The years when young people move from youth to adulthood are full of immense possibility and potential. This is the time when young people gain the education, skills, life experiences, and supports they need to take on increasing responsibility, form their identities, and learn how to succeed on their own. A stable launching pad formed by support from families and caring adults, consistent access to resources to meet their basic needs, and opportunities to access quality education and employment helps adolescents become healthy, productive contributors to their communities.

But not all young people have access to the family and community resources and supports they need to thrive. We've identified four key findings that highlight ways the safety net is failing to meet the needs of all young people:

  1. Many young people lack a stable web of family and community supports to help them transition to adulthood. Systemic inequities in access to opportunities leave many young people, particularly Black and Latinx young people, growing up in families and communities with less access to  esources and supports.
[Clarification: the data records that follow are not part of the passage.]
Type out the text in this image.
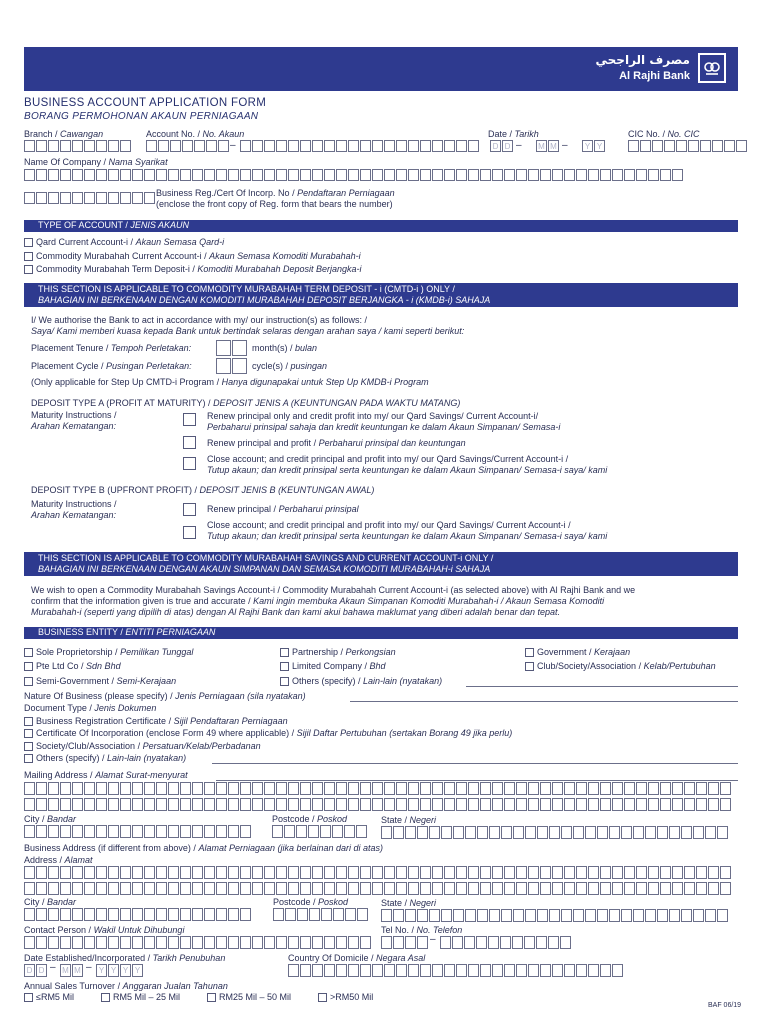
مصرف الراجحي
Al Rajhi Bank
BUSINESS ACCOUNT APPLICATION FORM
BORANG PERMOHONAN AKAUN PERNIAGAAN
Branch / Cawangan	Account No. / No. Akaun	Date / Tarikh	CIC No. / No. CIC
–	D D – M M –	Y Y
Name Of Company / Nama Syarikat
Business Reg./Cert Of Incorp. No / Pendaftaran Perniagaan
(enclose the front copy of Reg. form that bears the number)
TYPE OF ACCOUNT / JENIS AKAUN
Qard Current Account-i / Akaun Semasa Qard-i
Commodity Murabahah Current Account-i / Akaun Semasa Komoditi Murabahah-i
Commodity Murabahah Term Deposit-i / Komoditi Murabahah Deposit Berjangka-i
THIS SECTION IS APPLICABLE TO COMMODITY MURABAHAH TERM DEPOSIT - i (CMTD-i ) ONLY /
BAHAGIAN INI BERKENAAN DENGAN KOMODITI MURABAHAH DEPOSIT BERJANGKA - i (KMDB-i) SAHAJA
I/ We authorise the Bank to act in accordance with my/ our instruction(s) as follows: /
Saya/ Kami memberi kuasa kepada Bank untuk bertindak selaras dengan arahan saya / kami seperti berikut:
Placement Tenure / Tempoh Perletakan:	month(s) / bulan
Placement Cycle / Pusingan Perletakan:	cycle(s) / pusingan
(Only applicable for Step Up CMTD-i Program / Hanya digunapakai untuk Step Up KMDB-i Program
DEPOSIT TYPE A (PROFIT AT MATURITY) / DEPOSIT JENIS A (KEUNTUNGAN PADA WAKTU MATANG)
Maturity Instructions /
Arahan Kematangan:
Renew principal only and credit profit into my/ our Qard Savings/ Current Account-i/
Perbaharui prinsipal sahaja dan kredit keuntungan ke dalam Akaun Simpanan/ Semasa-i
Renew principal and profit / Perbaharui prinsipal dan keuntungan
Close account; and credit principal and profit into my/ our Qard Savings/Current Account-i /
Tutup akaun; dan kredit prinsipal serta keuntungan ke dalam Akaun Simpanan/ Semasa-i saya/ kami
DEPOSIT TYPE B (UPFRONT PROFIT) / DEPOSIT JENIS B (KEUNTUNGAN AWAL)
Maturity Instructions /
Arahan Kematangan:
Renew principal / Perbaharui prinsipal
Close account; and credit principal and profit into my/ our Qard Savings/ Current Account-i /
Tutup akaun; dan kredit prinsipal serta keuntungan ke dalam Akaun Simpanan/ Semasa-i saya/ kami
THIS SECTION IS APPLICABLE TO COMMODITY MURABAHAH SAVINGS AND CURRENT ACCOUNT-i ONLY /
BAHAGIAN INI BERKENAAN DENGAN AKAUN SIMPANAN DAN SEMASA KOMODITI MURABAHAH-i SAHAJA
We wish to open a Commodity Murabahah Savings Account-i / Commodity Murabahah Current Account-i (as selected above) with Al Rajhi Bank and we
confirm that the information given is true and accurate / Kami ingin membuka Akaun Simpanan Komoditi Murabahah-i / Akaun Semasa Komoditi
Murabahah-i (seperti yang dipilih di atas) dengan Al Rajhi Bank dan kami akui bahawa maklumat yang diberi adalah benar dan tepat.
BUSINESS ENTITY / ENTITI PERNIAGAAN
Sole Proprietorship / Pemilikan Tunggal
Pte Ltd Co / Sdn Bhd
Semi-Government / Semi-Kerajaan
Partnership / Perkongsian
Limited Company / Bhd
Others (specify) / Lain-lain (nyatakan)
Government / Kerajaan
Club/Society/Association / Kelab/Pertubuhan
Nature Of Business (please specify) / Jenis Perniagaan (sila nyatakan)
Document Type / Jenis Dokumen
Business Registration Certificate / Sijil Pendaftaran Perniagaan
Certificate Of Incorporation (enclose Form 49 where applicable) / Sijil Daftar Pertubuhan (sertakan Borang 49 jika perlu)
Society/Club/Association / Persatuan/Kelab/Perbadanan
Others (specify) / Lain-lain (nyatakan)
Mailing Address / Alamat Surat-menyurat
City / Bandar	Postcode / Poskod	State / Negeri
Business Address (if different from above) / Alamat Perniagaan (jika berlainan dari di atas)
Address / Alamat
City / Bandar	Postcode / Poskod	State / Negeri
Contact Person / Wakil Untuk Dihubungi	Tel No. / No. Telefon
–
Date Established/Incorporated / Tarikh Penubuhan	Country Of Domicile / Negara Asal
D D – M M – Y Y Y Y
Annual Sales Turnover / Anggaran Jualan Tahunan
≤RM5 Mil	RM5 Mil – 25 Mil	RM25 Mil – 50 Mil	>RM50 Mil
BAF 06/19
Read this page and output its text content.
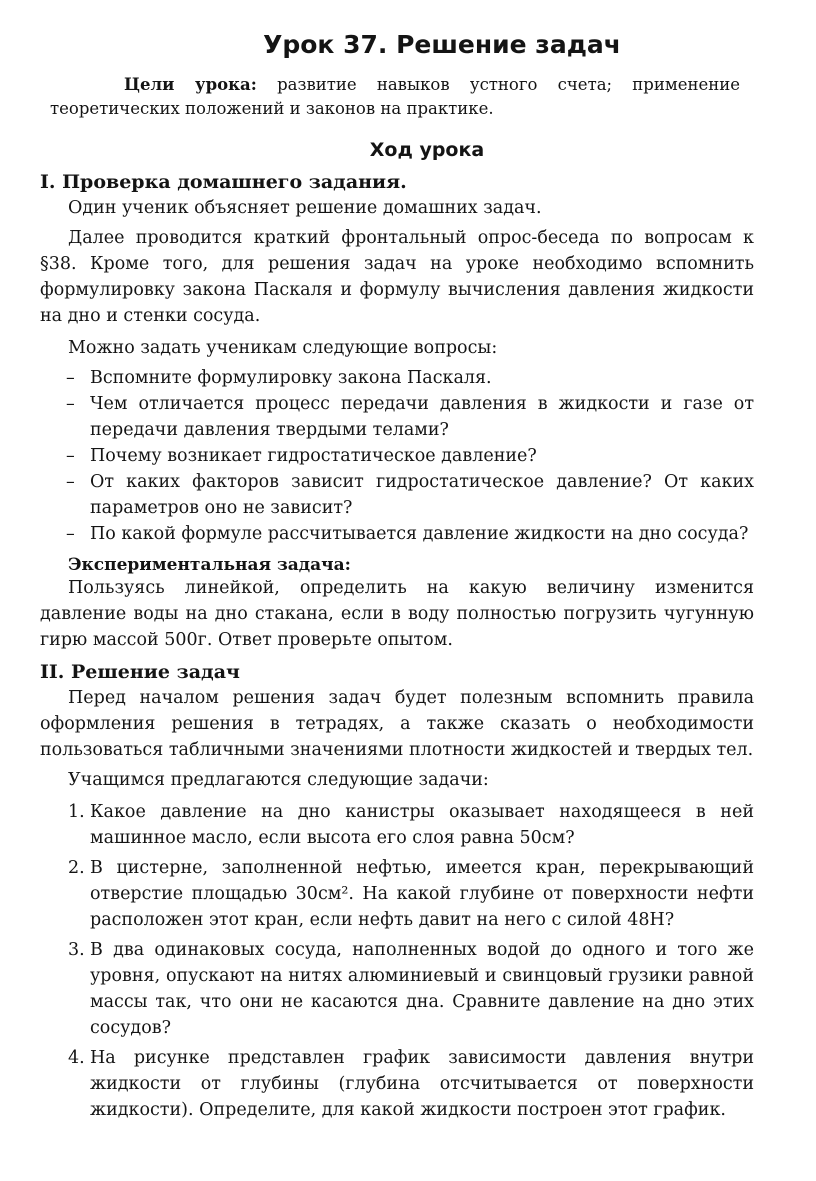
Урок 37. Решение задач
Цели урока: развитие навыков устного счета; применение теоретических положений и законов на практике.
Ход урока
I. Проверка домашнего задания.

Один ученик объясняет решение домашних задач.

Далее проводится краткий фронтальный опрос-беседа по вопросам к §38. Кроме того, для решения задач на уроке необходимо вспомнить формулировку закона Паскаля и формулу вычисления давления жидкости на дно и стенки сосуда.

Можно задать ученикам следующие вопросы:

– Вспомните формулировку закона Паскаля.
– Чем отличается процесс передачи давления в жидкости и газе от передачи давления твердыми телами?
– Почему возникает гидростатическое давление?
– От каких факторов зависит гидростатическое давление? От каких параметров оно не зависит?
– По какой формуле рассчитывается давление жидкости на дно сосуда?
Экспериментальная задача:

Пользуясь линейкой, определить на какую величину изменится давление воды на дно стакана, если в воду полностью погрузить чугунную гирю массой 500г. Ответ проверьте опытом.

II. Решение задач

Перед началом решения задач будет полезным вспомнить правила оформления решения в тетрадях, а также сказать о необходимости пользоваться табличными значениями плотности жидкостей и твердых тел.

Учащимся предлагаются следующие задачи:

1. Какое давление на дно канистры оказывает находящееся в ней машинное масло, если высота его слоя равна 50см?
2. В цистерне, заполненной нефтью, имеется кран, перекрывающий отверстие площадью 30см². На какой глубине от поверхности нефти расположен этот кран, если нефть давит на него с силой 48Н?
3. В два одинаковых сосуда, наполненных водой до одного и того же уровня, опускают на нитях алюминиевый и свинцовый грузики равной массы так, что они не касаются дна. Сравните давление на дно этих сосудов?
4. На рисунке представлен график зависимости давления внутри жидкости от глубины (глубина отсчитывается от поверхности жидкости). Определите, для какой жидкости построен этот график.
  2. The federal safety net does not reflect the complex realities of young people’s lives, their developmental stage, or their strengths. Safety net policies and practices often overlook the complexities of young peoples’ lives, creating challenges for those who could benefit from these supports.
  3. The federal safety net has many gaps for young people. Because safety net programs tend to designate specific categories of people as eligible, other young people can fall through eligibility cracks.
  4. The federal safety net lacks a coherent approach to supporting young people. The contradictions and gaps in coverage for different groups of young people reflect a hodgepodge of policies, rules, and systems that sometimes work against each other.